Szef PSL Waldemar Pawlak (52 l.) ma twardy orzech do zgryzienia, bo decyzja o wszczęciu egzekucji na dniach może się zakończyć zajęciem konta partii. Dlatego na komórki polityków PSL wysyłane są wiadomości ostrzegające przed wpłacaniem jakichkolwiek funduszy na konto partii.
- Po tegorocznej kampanii wyborczej na naszym koncie zostały marne grosze. Chcemy zapłacić tę karę z pieniędzy pochodzących z subwencji budżetowej, ale do tego trzeba rozłożyć ją na raty. Natomiast jeśli konto zostanie zablokowane, pojawią się problemy z finansowaniem bieżącej działalności - mówi w rozmowie z "Super Expressem" szef klubu parlamentarnego Stanisław Żelichowski (67 l.).
Nieoficjalnie ludowcy twierdzą, że termin egzekucji kary jest elementem walki o ministerialne stanowiska w koalicji.
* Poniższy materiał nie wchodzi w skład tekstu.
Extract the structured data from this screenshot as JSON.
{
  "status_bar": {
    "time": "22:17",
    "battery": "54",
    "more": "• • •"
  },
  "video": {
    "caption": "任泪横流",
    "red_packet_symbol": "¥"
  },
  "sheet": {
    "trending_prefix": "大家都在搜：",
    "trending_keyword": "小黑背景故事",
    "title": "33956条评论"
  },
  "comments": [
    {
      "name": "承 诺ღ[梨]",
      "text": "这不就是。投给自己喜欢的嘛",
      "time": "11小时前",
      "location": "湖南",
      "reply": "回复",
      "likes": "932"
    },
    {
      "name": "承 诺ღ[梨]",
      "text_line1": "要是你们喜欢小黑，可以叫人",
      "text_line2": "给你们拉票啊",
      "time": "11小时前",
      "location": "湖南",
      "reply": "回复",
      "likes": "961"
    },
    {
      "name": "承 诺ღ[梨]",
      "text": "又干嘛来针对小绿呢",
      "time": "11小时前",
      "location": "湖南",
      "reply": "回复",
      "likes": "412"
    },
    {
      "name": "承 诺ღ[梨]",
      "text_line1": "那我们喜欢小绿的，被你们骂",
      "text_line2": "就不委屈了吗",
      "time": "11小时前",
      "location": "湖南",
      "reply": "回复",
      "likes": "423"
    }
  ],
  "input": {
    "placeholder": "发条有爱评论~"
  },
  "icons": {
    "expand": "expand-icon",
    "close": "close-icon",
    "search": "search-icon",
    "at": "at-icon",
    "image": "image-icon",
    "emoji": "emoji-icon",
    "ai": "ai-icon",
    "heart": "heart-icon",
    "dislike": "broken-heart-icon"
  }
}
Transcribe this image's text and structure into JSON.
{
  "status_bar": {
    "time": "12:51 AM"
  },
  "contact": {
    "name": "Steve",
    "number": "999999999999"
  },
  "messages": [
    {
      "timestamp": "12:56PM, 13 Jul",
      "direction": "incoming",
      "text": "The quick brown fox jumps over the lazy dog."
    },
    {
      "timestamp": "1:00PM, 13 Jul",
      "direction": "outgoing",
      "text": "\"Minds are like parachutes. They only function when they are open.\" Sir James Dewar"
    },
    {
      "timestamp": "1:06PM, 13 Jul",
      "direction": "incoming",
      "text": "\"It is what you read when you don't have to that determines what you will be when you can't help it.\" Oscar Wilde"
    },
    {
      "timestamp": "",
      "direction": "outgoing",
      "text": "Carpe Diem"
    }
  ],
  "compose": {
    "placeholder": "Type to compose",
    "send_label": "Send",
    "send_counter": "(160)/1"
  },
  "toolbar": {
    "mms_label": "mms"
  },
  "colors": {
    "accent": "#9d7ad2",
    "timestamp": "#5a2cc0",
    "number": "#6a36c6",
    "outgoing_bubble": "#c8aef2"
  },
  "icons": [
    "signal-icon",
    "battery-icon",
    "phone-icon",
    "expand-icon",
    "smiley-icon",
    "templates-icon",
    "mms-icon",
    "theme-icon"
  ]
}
PO chce bowiem przejąć kontrolowane przez PSL Ministerstwo Pracy i Polityki Społecznej, pozostawiając ludowców tylko z dwoma resortami: gospodarki i rolnictwa.
Dlaczego PSL musi oddać 20 mln zł?
20 mln zł, które ludowcy mają oddać, to konsekwencje błędów przy rozliczaniu kampanii wyborczej z 2001 r. Poniesione wtedy wydatki - prawie 9,5 mln zł - PSL finansował za pośrednictwem partyjnego konta, zamiast specjalnego rachunku założonego dla komitetu wyborczego. PKW zakwestionowała rozliczenie kampanii. Sąd nakazał ugrupowaniu zwrot pieniędzy z odsetkami od kwietnia 2002 r. Sprawa otarła się nawet o Trybunał Konstytucyjny, ale ten odmówił przyjęcia skargi ludow- ców.